DC's newest entry in their Middle-Grade story series is the utterly delightful Dear Justice League, which comes from writer Michael Northrop and artist Gustavo Duarte along with colorist Marcelo Maiolo and letterer Wes Abbott. The new book has children posing their questions directly to the larger than life heroes, and while we are talking about people who can lift mountains and move at the speed of light here, fans will be amazed at how human these characters can truly be. ComicBook.com had the chance to speak to Northrop and Duarte all about the new book, including where the idea for it originated from.
"I got the idea from, I used to work at Sports Illustrated Kids Magazine," Northrop said. "So one of the things I would do, you know, I interviewed a lot of athletes and it's pretty well known, athletes aren't always the best interview subjects. They have a tendency to use...they get the same questions and they give the same answers. Take it one game at a time and that kind of stuff. One of the things we did, because it was SI Kids Magazine was asked questions that had been sent in by kids and the difference between their answers when I was asking the question or their answers when the question was coming from the kids was really kind of eye-opening for me.

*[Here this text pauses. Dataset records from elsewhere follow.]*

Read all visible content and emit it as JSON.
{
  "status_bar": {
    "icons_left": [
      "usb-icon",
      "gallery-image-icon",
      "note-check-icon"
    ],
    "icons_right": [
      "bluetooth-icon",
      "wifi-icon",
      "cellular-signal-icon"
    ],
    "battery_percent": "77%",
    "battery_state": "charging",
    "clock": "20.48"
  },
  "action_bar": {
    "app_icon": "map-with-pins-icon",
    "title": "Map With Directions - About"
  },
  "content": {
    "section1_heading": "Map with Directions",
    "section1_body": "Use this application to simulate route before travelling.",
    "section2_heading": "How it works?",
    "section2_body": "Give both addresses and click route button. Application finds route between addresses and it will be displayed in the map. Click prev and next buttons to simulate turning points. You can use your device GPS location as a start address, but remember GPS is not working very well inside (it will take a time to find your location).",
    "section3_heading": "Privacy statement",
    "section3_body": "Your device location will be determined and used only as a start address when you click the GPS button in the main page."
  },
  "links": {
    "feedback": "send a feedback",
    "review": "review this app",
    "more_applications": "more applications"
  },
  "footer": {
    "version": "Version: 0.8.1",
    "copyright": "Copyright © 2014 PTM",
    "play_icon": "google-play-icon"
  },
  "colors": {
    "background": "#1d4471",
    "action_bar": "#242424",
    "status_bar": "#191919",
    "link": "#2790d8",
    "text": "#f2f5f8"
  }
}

"They would sort of let down the defenses and think a little bit more deeply and answer a little bit more honestly," Northrop said. "I thought that same kind of dynamic could work with superheroes. Because they both sort of, you know, pro sports stars and superheroes, these larger than life characters who could be a little defensive, a little guarded. Only one who has a secret identity. Right? So I just wanted to sort of apply that idea of kids asking their heroes questions directly to superheroes."

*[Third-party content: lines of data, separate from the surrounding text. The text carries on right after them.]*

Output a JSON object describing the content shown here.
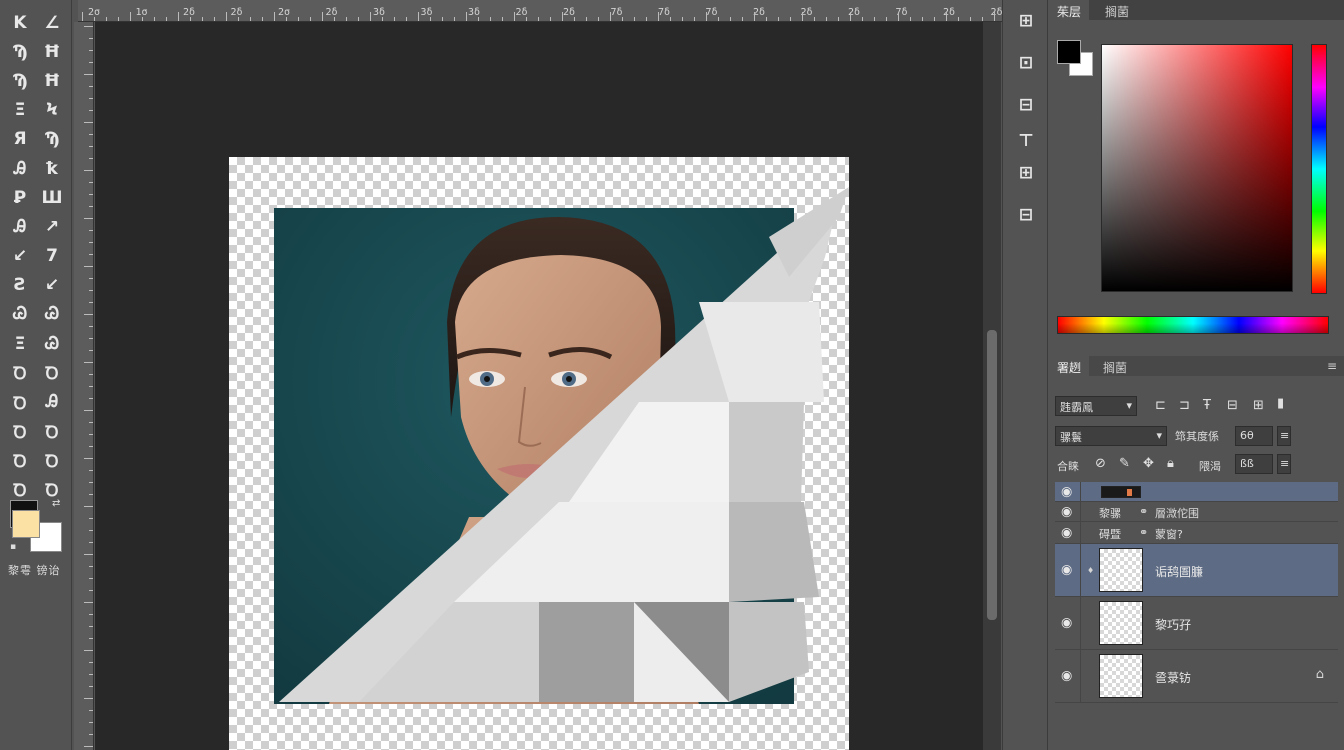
{
  "toolbox": {
    "tools": [
      "K",
      "∠",
      "Ϡ",
      "Ħ",
      "Ϡ",
      "Ħ",
      "Ξ",
      "Ϟ",
      "Я",
      "Ϡ",
      "Ꭿ",
      "ꝁ",
      "Ꝑ",
      "Ш",
      "Ꭿ",
      "↗",
      "↙",
      "7",
      "Ƨ",
      "↙",
      "Ꮚ",
      "Ꮚ",
      "Ξ",
      "Ꮚ",
      "Ꝺ",
      "Ꝺ",
      "Ꝺ",
      "Ꭿ",
      "Ꝺ",
      "Ꝺ",
      "Ꝺ",
      "Ꝺ",
      "Ꝺ",
      "Ꝺ"
    ],
    "footer": "黎雩 镑诒"
  },
  "ruler": {
    "top_labels": [
      "2σ",
      "1σ",
      "2δ",
      "2δ",
      "2σ",
      "2δ",
      "3δ",
      "3δ",
      "3δ",
      "2δ",
      "2δ",
      "7δ",
      "7δ",
      "7δ",
      "2δ",
      "2δ",
      "2δ",
      "7δ",
      "2δ",
      "2δ",
      "2δ"
    ]
  },
  "side_strip": {
    "icons": [
      "⊞",
      "⊡",
      "⊟",
      "⊤",
      "⊞",
      "⊟"
    ]
  },
  "color_panel": {
    "tabs": [
      "茱层",
      "搁菌"
    ],
    "fg_color": "#000000",
    "bg_color": "#ffffff"
  },
  "layers_panel": {
    "tabs": [
      "署趔",
      "搁菌"
    ],
    "filter_kind": "韪霸鳳",
    "blend_mode": "骡鬟",
    "opacity_label": "筇其度係",
    "opacity_value": "6θ",
    "lock_label": "合睐",
    "fill_label": "隈渴",
    "fill_value": "ßß",
    "small_rows": [
      {
        "name": "黎骡",
        "extra": "層溦佗围"
      },
      {
        "name": "碍暨",
        "extra": "蒙窗?"
      }
    ],
    "layers": [
      {
        "name": "诟鸹圄臁",
        "selected": true
      },
      {
        "name": "黎巧孖",
        "selected": false
      },
      {
        "name": "巹菉钫",
        "selected": false
      }
    ]
  }
}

Fans will get a chance to see Superman, Wonder Woman, Batman, Hawkgirl, Aquaman, Flash, and Green Lantern in action, and while Duarte wasn't sold at the beginning of the project on one particular hero, the hero managed to win him over in the end. That said, there was another hero who stole the show.
"The hero I most like to work with? I don't think it was in the beginning, but I love to work with Aquaman," Duarte said. "That is a character that I don't have a big relation to, but my favorite one was Wonder Woman because Michael wrote a story for her where she was a kid. For me, I can do an entire book like this. The little Diana at this year, it was very nice to do."
Fans will notice several charming call-out effects throughout the book, and those wouldn't have been as effective without Abbott and Maiolo.
"Well that it's like we need to get two more people on the Skype call because that was something that I had an idea for those," Northrop said. "I was thinking of it as sound effects kind of. That was something the editor Sarah Miller really liked the idea and she was like 'Let's go big with that.' Wes, who did the lettering, just an awesome job on the lettering. There are some panels where, I mean the lettering is just like, the last time I saw it before it came back it was just 12 point Times New Roman and then you get back what Wes did and it just knocked me out of my chair"
"Marcelo Maiolo did a job that ... I've been working with cartoon and comics for the last 20 years and it is my best colors in a comic book," Duarte said. "It was really amazing and Wes, and then Maiolo, they gave us a lot of good stuff in this book and changed the book."
"100%. Look at this," Northrop said. "That Joker spread, right? The lettering that goes around the Batarang rope and then look at the colors too. They just those classic Joker purple and green. They just totally pop and it's a white background. So this is all letters and colors. It's just awesome. Those two were amazing."
One of the many high points in the book involves Batman, particularly his love of eschewing tech and handwriting letters to his fans. So, why does old Bats dislike social email so much?
"You know, Batman's a mysterious individual," Northrop said. "I don't want to go too deep there, but you know, he's got resting gloomy face first of all. So that's kind of the default setting there, but it feels like a guy who lives in a cave, sets himself off from the world, and would want a little more distance, right? A little more control. I think, I mean some of my favorite stuff, in there, is Gustavo's expressions for Batman, which are so small. The differences between one to the next. The tiny difference makes such a huge change. When he is looking at Hawkgirl across the table with his jaw jutted out and gloomy, it's like so, so serious at the morning meeting. I just cracked up so much looking at that and it's...that's just Batman, right? We were not, neither of us were going to write a happy Batman.0comments
"The fact is, when we were kids Batman was the tech guy," Duarte said. "He has everything. He has computers when we didn't have a computer and now everybody has a computer and no, he wants to read a letter."